I've seen this question come up a few times, but haven't seen any nice short solutions. The problem is that I've got a function which returns an optional value of a base type, and I want to safe cast it to a derived type. But the optional itself might be nil, or the cast might fail; I don't care about knowing why it failed if it does.
In C++, dynamic_cast<> handles both of these: if you dynamic cast a NULL it fails, if you get the type wrong it fails. But in swift, I can't see anyway of doing it other than doing a double let, which is annoyingly unwieldy. (Or repeating the function call itself which is a non-starter for performance reasons.)

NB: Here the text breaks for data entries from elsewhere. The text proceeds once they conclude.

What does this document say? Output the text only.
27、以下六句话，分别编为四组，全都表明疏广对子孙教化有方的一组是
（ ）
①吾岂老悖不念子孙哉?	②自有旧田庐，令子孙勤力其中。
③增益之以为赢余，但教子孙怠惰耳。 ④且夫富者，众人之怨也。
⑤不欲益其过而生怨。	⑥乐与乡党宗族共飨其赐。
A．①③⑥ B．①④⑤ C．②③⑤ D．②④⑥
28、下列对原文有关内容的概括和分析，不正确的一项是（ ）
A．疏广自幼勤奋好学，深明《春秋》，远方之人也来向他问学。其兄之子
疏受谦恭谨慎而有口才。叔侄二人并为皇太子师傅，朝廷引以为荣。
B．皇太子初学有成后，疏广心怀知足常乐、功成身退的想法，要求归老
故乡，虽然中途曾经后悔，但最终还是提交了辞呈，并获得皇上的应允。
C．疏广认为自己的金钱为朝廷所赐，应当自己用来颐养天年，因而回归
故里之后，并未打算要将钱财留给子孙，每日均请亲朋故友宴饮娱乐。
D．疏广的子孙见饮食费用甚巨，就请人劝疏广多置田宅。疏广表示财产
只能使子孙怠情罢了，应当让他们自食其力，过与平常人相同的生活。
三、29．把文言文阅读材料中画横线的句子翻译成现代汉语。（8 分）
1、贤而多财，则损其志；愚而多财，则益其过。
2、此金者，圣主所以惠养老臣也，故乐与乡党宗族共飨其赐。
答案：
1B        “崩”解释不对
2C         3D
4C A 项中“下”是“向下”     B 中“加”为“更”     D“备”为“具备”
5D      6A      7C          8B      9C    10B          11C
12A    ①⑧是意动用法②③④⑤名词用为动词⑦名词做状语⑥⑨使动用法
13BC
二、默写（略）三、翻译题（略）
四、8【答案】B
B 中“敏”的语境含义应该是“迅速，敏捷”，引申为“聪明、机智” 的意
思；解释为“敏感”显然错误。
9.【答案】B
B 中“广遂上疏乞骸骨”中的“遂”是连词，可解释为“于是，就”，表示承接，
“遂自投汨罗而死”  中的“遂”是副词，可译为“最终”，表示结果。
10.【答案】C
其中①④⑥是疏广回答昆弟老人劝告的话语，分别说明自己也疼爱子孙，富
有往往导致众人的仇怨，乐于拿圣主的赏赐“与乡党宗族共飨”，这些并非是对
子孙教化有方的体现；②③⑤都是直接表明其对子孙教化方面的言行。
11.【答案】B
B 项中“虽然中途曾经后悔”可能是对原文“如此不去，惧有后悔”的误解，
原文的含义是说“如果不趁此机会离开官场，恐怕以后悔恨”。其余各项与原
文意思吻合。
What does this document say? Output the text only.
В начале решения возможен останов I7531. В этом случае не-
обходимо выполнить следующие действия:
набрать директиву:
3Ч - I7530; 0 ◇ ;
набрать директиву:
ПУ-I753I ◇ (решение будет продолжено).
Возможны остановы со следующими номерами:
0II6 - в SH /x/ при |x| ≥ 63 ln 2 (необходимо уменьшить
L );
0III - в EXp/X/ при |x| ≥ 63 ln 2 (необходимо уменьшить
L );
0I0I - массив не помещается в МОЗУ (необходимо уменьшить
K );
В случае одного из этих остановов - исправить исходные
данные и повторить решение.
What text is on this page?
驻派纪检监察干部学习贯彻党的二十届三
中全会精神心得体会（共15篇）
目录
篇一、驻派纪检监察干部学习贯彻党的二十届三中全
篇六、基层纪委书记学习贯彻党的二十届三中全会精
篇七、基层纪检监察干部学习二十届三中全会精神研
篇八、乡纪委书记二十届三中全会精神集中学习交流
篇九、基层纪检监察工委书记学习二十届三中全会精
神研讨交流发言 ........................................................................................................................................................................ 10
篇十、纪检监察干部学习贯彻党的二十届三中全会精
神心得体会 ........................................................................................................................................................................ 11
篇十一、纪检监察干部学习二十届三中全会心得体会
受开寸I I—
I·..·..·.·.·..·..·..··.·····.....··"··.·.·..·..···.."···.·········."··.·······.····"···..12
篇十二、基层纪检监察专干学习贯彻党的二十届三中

let dd = [String:AnyObject]()
if let v1 = dd["foobar"],
let v2 = v1! as? WantedType {
// v2 is of type WantedType
}
Too much. Surely we can get this down to one line? I'm sure I've reinvented a wheel, but here goes anyway:
struct GuardedAs<U> {
var result:U?
init<T>(_ v: T?) { result = (v == nil ) ? nil : (v! as? U) }
}
Now I can guard and cast at the same time:
if let v2 = GuardedAs<WantedType>(dd["foobar"]).result {
// do stuff with v2
}
Anybody got anything better? Is there a way I can make this an extension directly in the Optional class itself? I'm really hating the lack of syntax for calling a generic function simply like myFunction<U>() when myFunction takes no arguments. So I have to fake it with a structure.
In most other respects, this is a lovely language to work with. C++ metaprogramming tied me in knots. Constraints on types for generics rock.
You might have some better examples, but the double-let example needs to be fixed as:
if let v1 = dd["foobar"],
let v2 = v1 as? WantedType {
// v2 is of type WantedType
}(You have no need to put `!` after `v1` in the second `let`.)
And the more important thing is this example can be rewritten into single if-let:
if let v2 = dd["foobar"] as? WantedType {
// v2 is of type WantedType
}Not much worse than dynamic_cast, I think.